Blackmail and legal fallout
The threat group Lapsus$, previously responsible for high-profile attacks against major companies, subsequently claimed responsibility for the Mercor breach and began auctioning stolen data on dark web forums. Security researchers believe Lapsus$ is acting in concert with TeamPCP, which has emerged as a systemic threat across the AI and enterprise software ecosystems. The same group is believed to be involved in the incident Wave of supply chain breaches Previous Trivy attacks affected more than 1,000 enterprise SaaS environments, including violations of the European Commission that CERT-EU attributed to the same campaign.
On April 1, 2026, plaintiff Lisa Gil of Wahiawa, Hawaii, filed a class action lawsuit against Mercor.io Corp. in the United States District Court for the Northern District of California. The lawsuit alleges that Melkor failed to maintain adequate cybersecurity protections, exposing more than 40,000 people to identity theft and fraud. The complaint states that the March 27 LiteLLM incident was the entry point, and that Melco’s reliance on compromised open source dependencies without adequate oversight created the conditions for the breach.
Mehta, on the other hand, has said nothing publicly, and his silence speaks louder.

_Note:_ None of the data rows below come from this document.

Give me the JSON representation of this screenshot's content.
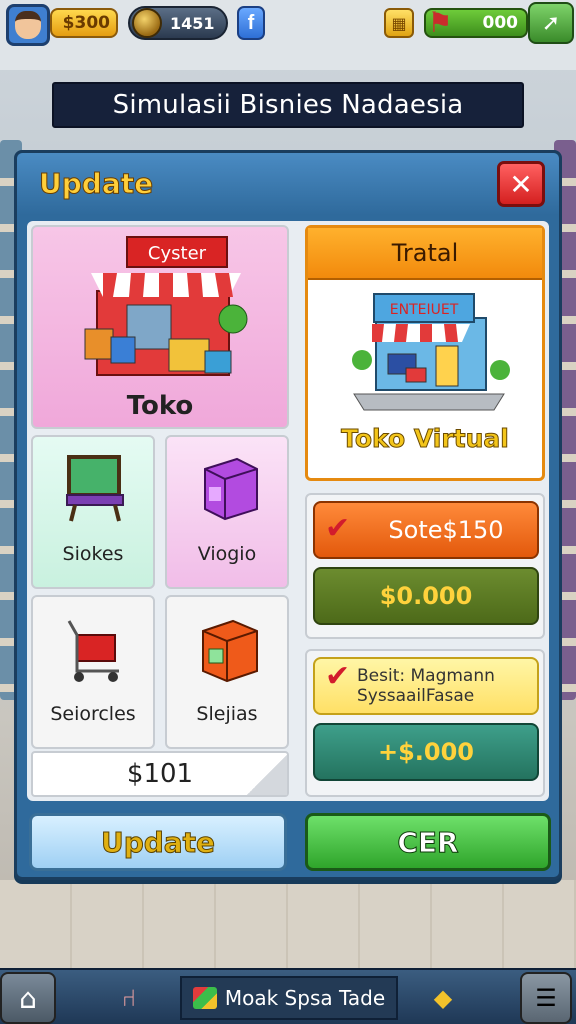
{
  "topbar": {
    "coins": "$300",
    "gems": "1451",
    "facebook_icon": "f",
    "xp_value": "000"
  },
  "title": "Simulasii Bisnies Nadaesia",
  "panel": {
    "title": "Update",
    "close_icon": "✕"
  },
  "shop_card": {
    "sign": "Cyster",
    "label": "Toko"
  },
  "items": [
    {
      "label": "Siokes"
    },
    {
      "label": "Viogio"
    },
    {
      "label": "Seiorcles"
    },
    {
      "label": "Slejias"
    }
  ],
  "price": "$101",
  "virtual_card": {
    "header": "Tratal",
    "sign": "ENTEIUET",
    "label": "Toko Virtual"
  },
  "offers": {
    "sote_label": "Sote$150",
    "green_price": "$0.000",
    "best_label_line1": "Besit: Magmann",
    "best_label_line2": "SyssaailFasae",
    "teal_price": "+$.000"
  },
  "buttons": {
    "update": "Update",
    "cer": "CER"
  },
  "bottom_nav": {
    "main_label": "Moak Spsa Tade"
  },
  "colors": {
    "accent_orange": "#f28a0c",
    "accent_green": "#2fa52b",
    "close_red": "#d42020",
    "panel_blue": "#2f6a9c"
  }
}
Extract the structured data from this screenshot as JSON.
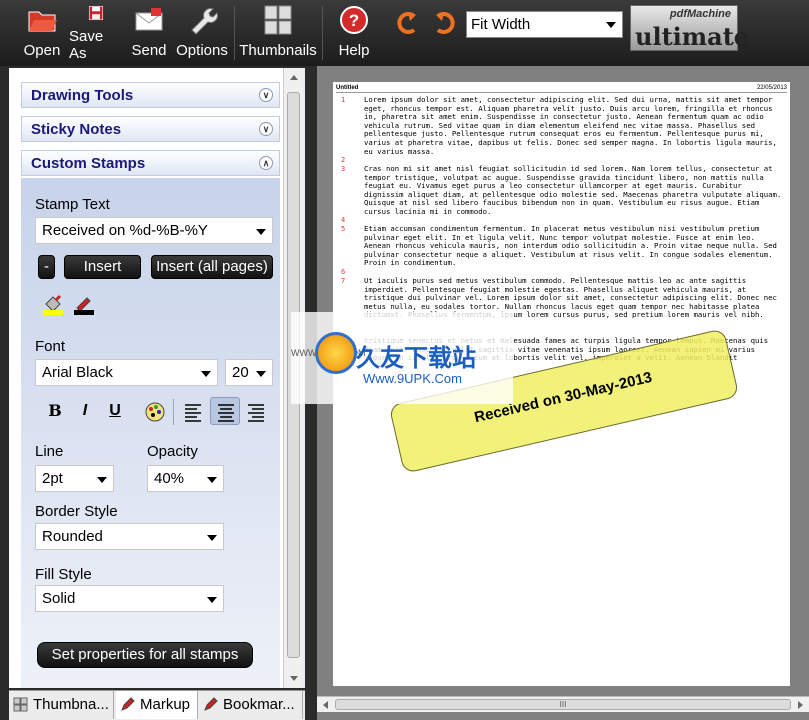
{
  "toolbar": {
    "buttons": [
      {
        "label": "Open",
        "icon": "folder-open-icon"
      },
      {
        "label": "Save As",
        "icon": "save-icon"
      },
      {
        "label": "Send",
        "icon": "mail-icon"
      },
      {
        "label": "Options",
        "icon": "wrench-icon"
      },
      {
        "label": "Thumbnails",
        "icon": "thumbnails-icon"
      },
      {
        "label": "Help",
        "icon": "help-icon"
      }
    ],
    "zoom": "Fit Width",
    "logo_top": "pdfMachine",
    "logo_main": "ultimate"
  },
  "sections": {
    "drawing_tools": "Drawing Tools",
    "sticky_notes": "Sticky Notes",
    "custom_stamps": "Custom Stamps"
  },
  "stamp_panel": {
    "stamp_text_label": "Stamp Text",
    "stamp_text_value": "Received on %d-%B-%Y",
    "minus_label": "-",
    "insert_label": "Insert",
    "insert_all_label": "Insert (all pages)",
    "font_label": "Font",
    "font_value": "Arial Black",
    "font_size": "20",
    "bold": "B",
    "italic": "I",
    "underline": "U",
    "line_label": "Line",
    "line_value": "2pt",
    "opacity_label": "Opacity",
    "opacity_value": "40%",
    "border_label": "Border Style",
    "border_value": "Rounded",
    "fill_label": "Fill Style",
    "fill_value": "Solid",
    "set_all_label": "Set properties for all stamps"
  },
  "tabs": [
    "Thumbna...",
    "Markup",
    "Bookmar..."
  ],
  "document": {
    "header_left": "Untitled",
    "header_right": "22/05/2013",
    "paragraphs": [
      {
        "num": "1",
        "text": "Lorem ipsum dolor sit amet, consectetur adipiscing elit. Sed dui urna, mattis sit amet tempor eget, rhoncus tempor est. Aliquam pharetra velit justo. Duis arcu lorem, fringilla et rhoncus in, pharetra sit amet enim. Suspendisse in consectetur justo. Aenean fermentum quam ac odio vehicula rutrum. Sed vitae quam in diam elementum eleifend nec vitae massa. Phasellus sed pellentesque justo. Pellentesque rutrum consequat eros eu fermentum. Pellentesque purus mi, varius at pharetra vitae, dapibus ut felis. Donec sed semper magna. In lobortis ligula mauris, eu varius massa."
      },
      {
        "num": "2",
        "text": ""
      },
      {
        "num": "3",
        "text": "Cras non mi sit amet nisl feugiat sollicitudin id sed lorem. Nam lorem tellus, consectetur at tempor tristique, volutpat ac augue. Suspendisse gravida tincidunt libero, non mattis nulla feugiat eu. Vivamus eget purus a leo consectetur ullamcorper at eget mauris. Curabitur dignissim aliquet diam, at pellentesque odio molestie sed. Maecenas pharetra vulputate aliquam. Quisque at nisl sed libero faucibus bibendum non in quam. Vestibulum eu risus augue. Etiam cursus lacinia mi in commodo."
      },
      {
        "num": "4",
        "text": ""
      },
      {
        "num": "5",
        "text": "Etiam accumsan condimentum fermentum. In placerat metus vestibulum nisi vestibulum pretium pulvinar eget elit. In et ligula velit. Nunc tempor volutpat molestie. Fusce at enim leo. Aenean rhoncus vehicula mauris, non interdum odio sollicitudin a. Proin vitae neque nulla. Sed pulvinar consectetur neque a aliquet. Vestibulum at risus velit. In congue sodales elementum. Proin in condimentum."
      },
      {
        "num": "6",
        "text": ""
      },
      {
        "num": "7",
        "text": "Ut iaculis purus sed metus vestibulum commodo. Pellentesque mattis leo ac ante sagittis imperdiet. Pellentesque feugiat molestie egestas. Phasellus aliquet vehicula mauris, at tristique dui pulvinar vel. Lorem ipsum dolor sit amet, consectetur adipiscing elit. Donec nec metus nulla, eu sodales tortor. Nullam rhoncus lacus eget quam tempor nec habitasse platea dictumst. Phasellus fermentum, ipsum lorem cursus purus, sed pretium lorem mauris vel nibh."
      },
      {
        "num": "",
        "text": "tristique senectus et netus et malesuada fames ac turpis ligula tempor tempus. Maecenas quis diam enim. Fusce at velit sagittis vitae venenatis ipsum laoreet. Aenean sapien mi varius augue, in iaculis arcu ipsum at lobortis velit vel. imperdiet a velit. Aenean blandit"
      }
    ],
    "stamp_text": "Received on 30-May-2013"
  },
  "watermark": {
    "cn": "久友下载站",
    "url": "Www.9UPK.Com",
    "small": "WWW.9UPK.COM"
  },
  "hscroll_label": "III"
}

The company signed a $27 billion AI infrastructure deal with Nebius Group in March 2026. Additionally, annual capital expenditures are expected to be between $115 billion and $135 billion, making the company’s AI training pipeline one of its most strategically sensitive assets. The decision to suspend a relationship with a data vendor, even a critical one, is only made when the risks to your proprietary methodology outweigh the operational costs of stopping work.
AI supply chain warning
The Mercor breach is, in some ways, a traditional supply chain attack. Attackers discovered weak links in open source dependencies and used them to steal credentials and leak data. In other ways, it is newer and more disturbing. The AI industry has built its most valuable intellectual property on an interconnected web of data vendors, open source tools, and shared infrastructure that now constitutes an attack surface that no single company has complete control over.
Security companies are warning about this very move. Aikido Security, which achieved unicorn status in January 2026, built its business on the premise that open source dependency risks exist in enterprise software. The Mercor incident suggests that the same logic applies, perhaps more acutely, to AI training pipelines.
For the three young founders who built one of the technology industry’s fastest-growing companies, the coming months will test whether Melkor’s extraordinary momentum can withstand a breach that exposed not only users’ data but also their customers’ most carefully guarded secrets. 2025 is a year of drastic changes in the AI industry. was built on the premise that the infrastructure that supports it is secure enough to be trusted. That assumption is currently under consideration.